Wednesday, April 2, 2008

Hillary taught Ali that jab


Before he became Muhammad Ali, a young boxer named Cassius Clay was called a giant killer, after he defeated the then-champ, Sonny Liston in a controversial bout on February 25, 1964 in Miami Beach, in which Liston refused to come out of his corner for the seventh round. During the re-match in Lewiston, Maine on May 25, 1965, the 23-year-old Ali scored a knock-out on Liston with what came to be known as the "phantom punch." Some say it was a quick, right to the head that put the former heavyweight champ on the canvas. Others claim Liston took a dive, fearing the mafia, to whom he was in debt, or perhaps the Nation of Islam, which had attracted the fiery young Clay. Hillary Clinton knows the real answer. Because it was Hillary who taught the young man who shook up the world, a secret, lethal and unstoppable punch that no man can see, let alone survive. She had used it before, and has used it since. ... Just ask Bill.

Monday, March 31, 2008

Hillary breaks through the Great Wall

On February 21, 1972, President Nixon and his wife stepped off a plane in China for a week-long visit. This was no mere presidential vacation, George W... It was the first visit to the People's Republic by an American president, and it marked the first step in normalizing relations between the two countries. (36 years later, China is busy muscling occupied Tibet and Dubya is lookin' forward to becoming America's sports fan in chief at the completely apolitical Summer Olympic Games. Yee haw!) But Nixon's visit didn't come without prodding ... from none other than future first lady Hillary Rodham Clinton. You see, it was Hillary who distracted the media with her and Chelsea's clever Chinese hats, allowing Henry Kissinger to sneak off from Pakistan to Beijing for a secret visit a year earlier, laying the groundwork for Nixon's historic visit with the ailing Chairman Mao. Those hats were on display again during a rarely seen photo shoot in front of the Great Wall. Years later, China would reward Hillary with bountiful, cheap goods not at all tainted with lead, which would fill the shelves of Wal-Mart, on whose board she would proudly sit.

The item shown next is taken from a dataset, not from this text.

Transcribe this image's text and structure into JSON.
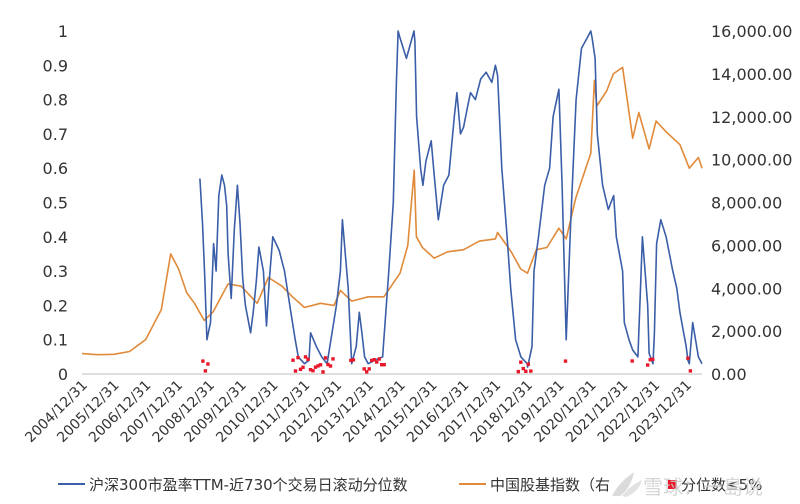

Hillary showed Nixon the door

On August 9, 1974, President Richard Nixon made his final remarks to his White House staff, and bid good-bye to his presidency. Our long national nightmare was almost over -- we still had Jerry Ford's pardon, which would club any chance of justice or national closure to death like a baby seal -- to look forward to. And yet, that dark day was made easier by the presence of the future first lady, Hillary Clinton. As she walked Dick Nixon onto that plane for his flight into the political sunset, she reassured a grateful nation that in time -- just a few short decades -- she would be in charge, and all would love her, and despair...

One giant step for Hillary

On July 20, 1969, humanity took its first bold steps into the great, black beyond, when America accomplished JFK's dream of landing a man on the moon. Well, maybe it's because he was too sexist, but JFK never imagined that when that man landed, a woman would go with him. Godspeed, Hillary.